Current methods for professional cleaning of implant or titanium transmucosal elements include the set of plastic ultrasonic tips of dental scaler or hand instruments followed by the prophy cup polishing method or various types of floss and buffing strips. The design of the permanently cemented super structure often does not allow adequate access for the prophy cup, especially in interproximal areas, and plastic instruments are not very efficient for the removal of plaque or mineralized deposits. In addition, the prophy cup and paste method may leave residual paste at the implant/soft tissue interface area.

Air polishing units typically generate a stream of pressurized air, carrying specially graded particles of a mild soluble abrasive, such as sodium bicarbonate, like dental air polisher.
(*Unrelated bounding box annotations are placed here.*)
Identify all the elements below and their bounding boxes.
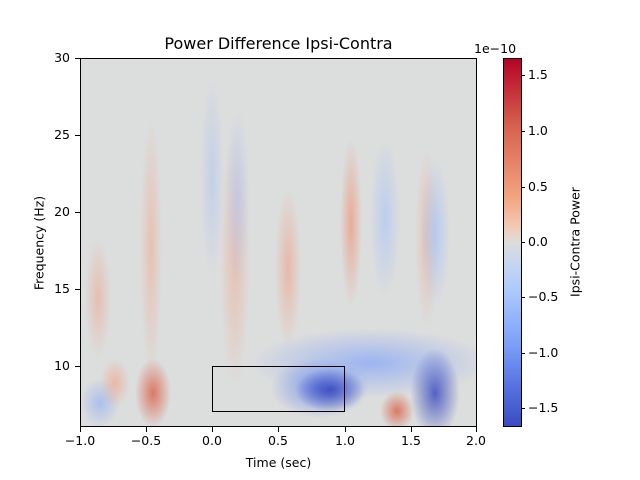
x-tick (278, 427, 279, 432)
x-tick-label: 2.0 (466, 433, 486, 448)
chart-title: Power Difference Ipsi-Contra (164, 34, 393, 53)
x-tick (212, 427, 213, 432)
roi-rectangle (212, 366, 345, 412)
y-tick-label: 25 (54, 127, 70, 142)
x-tick (411, 427, 412, 432)
colorbar-tick-label: 0.5 (528, 179, 548, 194)
x-tick (146, 427, 147, 432)
x-axis-label: Time (sec) (245, 455, 312, 470)
y-tick (75, 58, 80, 59)
x-tick-label: 1.0 (335, 433, 355, 448)
x-tick (476, 427, 477, 432)
colorbar-tick-label: 1.0 (528, 123, 548, 138)
colorbar-label: Ipsi-Contra Power (567, 187, 583, 297)
colorbar (503, 58, 522, 427)
colorbar-tick (521, 75, 525, 76)
colorbar-tick (521, 353, 525, 354)
x-tick-label: −1.0 (64, 433, 96, 448)
y-tick (75, 135, 80, 136)
colorbar-tick-label: 0.0 (528, 234, 548, 249)
colorbar-tick (521, 297, 525, 298)
y-tick (75, 289, 80, 290)
colorbar-tick-label: −1.0 (528, 345, 559, 360)
x-tick-label: −0.5 (130, 433, 162, 448)
x-tick (80, 427, 81, 432)
colorbar-tick-label: −1.5 (528, 400, 559, 415)
y-tick-label: 15 (54, 281, 70, 296)
y-axis-label: Frequency (Hz) (31, 195, 47, 291)
colorbar-exponent: 1e−10 (474, 41, 517, 56)
colorbar-tick (521, 187, 525, 188)
colorbar-tick (521, 242, 525, 243)
y-tick-label: 30 (54, 50, 70, 65)
y-tick-label: 10 (54, 358, 70, 373)
y-tick (75, 212, 80, 213)
x-tick-label: 1.5 (401, 433, 421, 448)
colorbar-tick-label: 1.5 (528, 67, 548, 82)
y-tick-label: 20 (54, 204, 70, 219)
x-tick-label: 0.0 (202, 433, 222, 448)
plot-frame (80, 58, 477, 427)
y-tick (75, 366, 80, 367)
heatmap-area (80, 58, 477, 427)
x-tick (345, 427, 346, 432)
x-tick-label: 0.5 (268, 433, 288, 448)
colorbar-tick-label: −0.5 (528, 289, 559, 304)
colorbar-tick (521, 131, 525, 132)
colorbar-tick (521, 408, 525, 409)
The abrasive is directed, in the presence of a stream of water, at a tooth surface to be cleaned. The mixture of water and powderladed stream occurs on the tooth surface and forms a “slurry” that is responsible for the cleaning action. Airpolishing consists of directing, water, air and sodium bicarbonate towards the tooth or implant surface, resulting in efficient removal of bacterial plaque and soft mineralized deposits.
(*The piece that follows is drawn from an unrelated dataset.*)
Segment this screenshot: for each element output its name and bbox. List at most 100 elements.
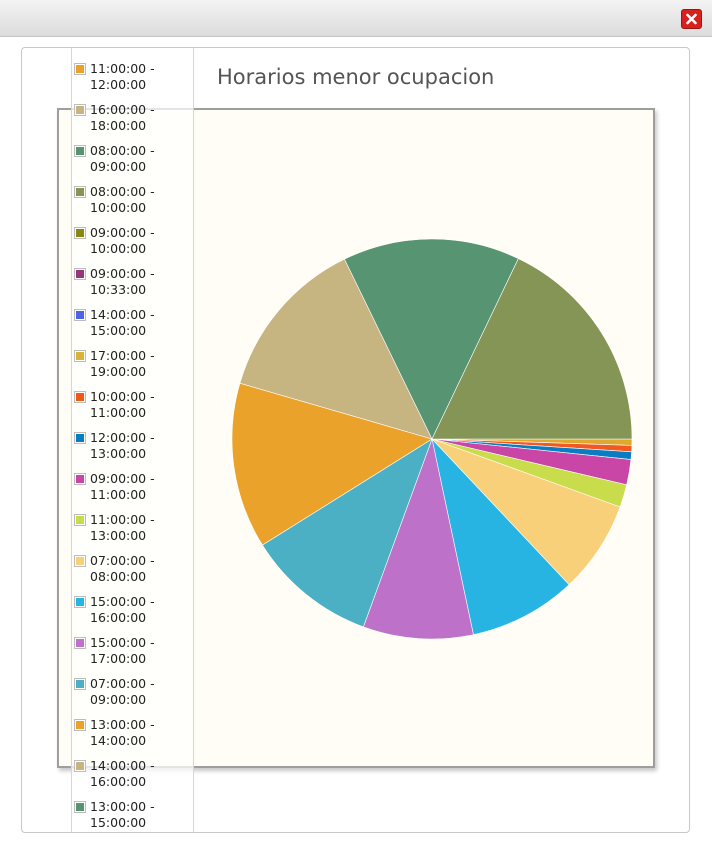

Air polishing devices were originally designed to be standalone tabletop units. They have been considered to be the equipment of choice for the hygiene department, sometimes being combined with ultrasonic scaling devices. They offer a large powder chamber holding enough powder for multiple treatments, along with the convenience of a lightweight, fully autoclavable handpiece design. They are activated by a dedicated foot control that can select either a polishing or rinse mode and they require connections to water, air and electrical outlets. As such, they are normally allocated to a particular treatment room.
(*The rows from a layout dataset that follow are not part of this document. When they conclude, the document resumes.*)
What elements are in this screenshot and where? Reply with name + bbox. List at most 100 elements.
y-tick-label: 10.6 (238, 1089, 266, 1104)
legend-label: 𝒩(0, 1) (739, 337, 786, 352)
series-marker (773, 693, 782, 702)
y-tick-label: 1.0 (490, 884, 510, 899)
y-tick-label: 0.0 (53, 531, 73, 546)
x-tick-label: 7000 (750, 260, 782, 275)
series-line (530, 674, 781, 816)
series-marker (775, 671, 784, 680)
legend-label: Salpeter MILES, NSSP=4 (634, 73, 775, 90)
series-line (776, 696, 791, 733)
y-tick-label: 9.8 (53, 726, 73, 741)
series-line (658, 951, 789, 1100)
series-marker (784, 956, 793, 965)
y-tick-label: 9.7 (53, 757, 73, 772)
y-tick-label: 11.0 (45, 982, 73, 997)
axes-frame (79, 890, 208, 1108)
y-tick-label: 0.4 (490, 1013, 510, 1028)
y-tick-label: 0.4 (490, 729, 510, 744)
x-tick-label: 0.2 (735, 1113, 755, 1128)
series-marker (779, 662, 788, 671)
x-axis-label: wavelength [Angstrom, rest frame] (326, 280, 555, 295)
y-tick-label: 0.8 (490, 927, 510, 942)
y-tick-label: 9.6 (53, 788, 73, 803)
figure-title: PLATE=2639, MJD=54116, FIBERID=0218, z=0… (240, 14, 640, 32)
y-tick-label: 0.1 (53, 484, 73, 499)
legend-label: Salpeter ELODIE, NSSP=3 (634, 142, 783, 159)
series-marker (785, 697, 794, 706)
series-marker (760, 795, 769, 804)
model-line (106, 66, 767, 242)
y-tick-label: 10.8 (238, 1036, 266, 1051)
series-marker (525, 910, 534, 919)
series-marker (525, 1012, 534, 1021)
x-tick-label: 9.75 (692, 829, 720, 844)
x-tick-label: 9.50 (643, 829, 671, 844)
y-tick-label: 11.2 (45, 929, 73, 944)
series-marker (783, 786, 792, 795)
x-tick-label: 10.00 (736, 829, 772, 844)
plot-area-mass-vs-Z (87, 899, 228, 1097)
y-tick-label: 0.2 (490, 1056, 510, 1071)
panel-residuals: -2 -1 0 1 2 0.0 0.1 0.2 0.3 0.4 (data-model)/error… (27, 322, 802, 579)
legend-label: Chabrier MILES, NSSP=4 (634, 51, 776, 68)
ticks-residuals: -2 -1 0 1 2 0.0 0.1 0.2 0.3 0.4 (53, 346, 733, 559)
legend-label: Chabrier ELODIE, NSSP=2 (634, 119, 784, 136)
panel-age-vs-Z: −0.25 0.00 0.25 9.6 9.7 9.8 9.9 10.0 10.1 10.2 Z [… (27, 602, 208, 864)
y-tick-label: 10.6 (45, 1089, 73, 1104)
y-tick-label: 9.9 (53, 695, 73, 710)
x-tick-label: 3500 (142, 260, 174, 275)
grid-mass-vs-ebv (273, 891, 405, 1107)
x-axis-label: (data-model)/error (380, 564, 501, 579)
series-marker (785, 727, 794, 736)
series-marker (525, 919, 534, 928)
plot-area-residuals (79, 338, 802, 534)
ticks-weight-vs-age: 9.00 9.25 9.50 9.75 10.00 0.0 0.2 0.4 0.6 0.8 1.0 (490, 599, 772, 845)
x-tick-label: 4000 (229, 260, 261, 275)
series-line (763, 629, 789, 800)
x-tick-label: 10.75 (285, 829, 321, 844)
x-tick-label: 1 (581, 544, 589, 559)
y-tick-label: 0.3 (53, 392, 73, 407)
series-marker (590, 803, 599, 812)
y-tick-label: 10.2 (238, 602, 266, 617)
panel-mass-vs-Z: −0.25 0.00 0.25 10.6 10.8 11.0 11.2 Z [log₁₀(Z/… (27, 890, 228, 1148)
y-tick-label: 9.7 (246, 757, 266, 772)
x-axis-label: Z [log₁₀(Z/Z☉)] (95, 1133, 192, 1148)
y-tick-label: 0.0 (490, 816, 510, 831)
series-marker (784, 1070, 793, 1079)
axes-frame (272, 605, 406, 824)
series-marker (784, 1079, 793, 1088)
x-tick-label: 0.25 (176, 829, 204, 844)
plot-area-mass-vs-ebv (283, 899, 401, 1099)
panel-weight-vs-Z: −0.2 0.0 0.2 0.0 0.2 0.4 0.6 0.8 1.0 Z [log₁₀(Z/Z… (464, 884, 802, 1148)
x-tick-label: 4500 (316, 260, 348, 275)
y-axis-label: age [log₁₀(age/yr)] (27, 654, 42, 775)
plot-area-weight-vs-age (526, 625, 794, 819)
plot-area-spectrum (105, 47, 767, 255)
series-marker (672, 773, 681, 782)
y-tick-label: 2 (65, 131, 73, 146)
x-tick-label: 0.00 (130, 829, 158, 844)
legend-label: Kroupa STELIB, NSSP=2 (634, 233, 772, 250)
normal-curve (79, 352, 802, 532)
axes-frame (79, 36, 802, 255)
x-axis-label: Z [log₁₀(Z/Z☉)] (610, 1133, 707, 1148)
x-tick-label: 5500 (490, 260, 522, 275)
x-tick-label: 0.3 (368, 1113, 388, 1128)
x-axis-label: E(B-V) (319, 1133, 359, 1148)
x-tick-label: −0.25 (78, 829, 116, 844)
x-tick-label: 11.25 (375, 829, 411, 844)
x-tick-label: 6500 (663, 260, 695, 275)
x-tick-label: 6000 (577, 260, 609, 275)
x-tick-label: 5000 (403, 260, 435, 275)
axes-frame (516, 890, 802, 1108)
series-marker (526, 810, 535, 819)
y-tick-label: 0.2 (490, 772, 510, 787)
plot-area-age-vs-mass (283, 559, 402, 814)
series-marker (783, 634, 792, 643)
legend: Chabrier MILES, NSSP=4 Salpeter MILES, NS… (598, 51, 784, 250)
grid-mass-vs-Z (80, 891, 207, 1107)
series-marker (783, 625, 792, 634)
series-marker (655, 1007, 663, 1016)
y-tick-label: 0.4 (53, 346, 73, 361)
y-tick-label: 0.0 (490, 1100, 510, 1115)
Air flow polishing is ideal for those who suffer from sensitive teeth. This is not only due to the lack of direct contact and the absence of heat and vibration, but because the tiny micro particles of powder can actually fill any exposed dentine tubules and reduce dental sensitivity. Air flow polishing can also encourage the re-mineralization of damaged teeth.

No discussion on the use of airpolishing around implants would be complete without consideration of the possible affect on the periimplant soft tissues. Studies on the effects of airpolishing on the gingiva when used around natural teeth conclude that gingival abrasion and bleeding are the most common effects but that these are temporary, heal rapidly within 2-6 days and are of no clinical significance.

Studies have shown that air polishing is over three times faster at removing stains and plaque than traditional methods. This means less time in the chair for the patient and therefore fewer interruptions. Teeth are cleaned in a much less abrasive manner than scraping and polishing which also causes less damage to the teeth. Any small areas of decay are gently blasted away without the need to drill into the healthy structure of the tooth.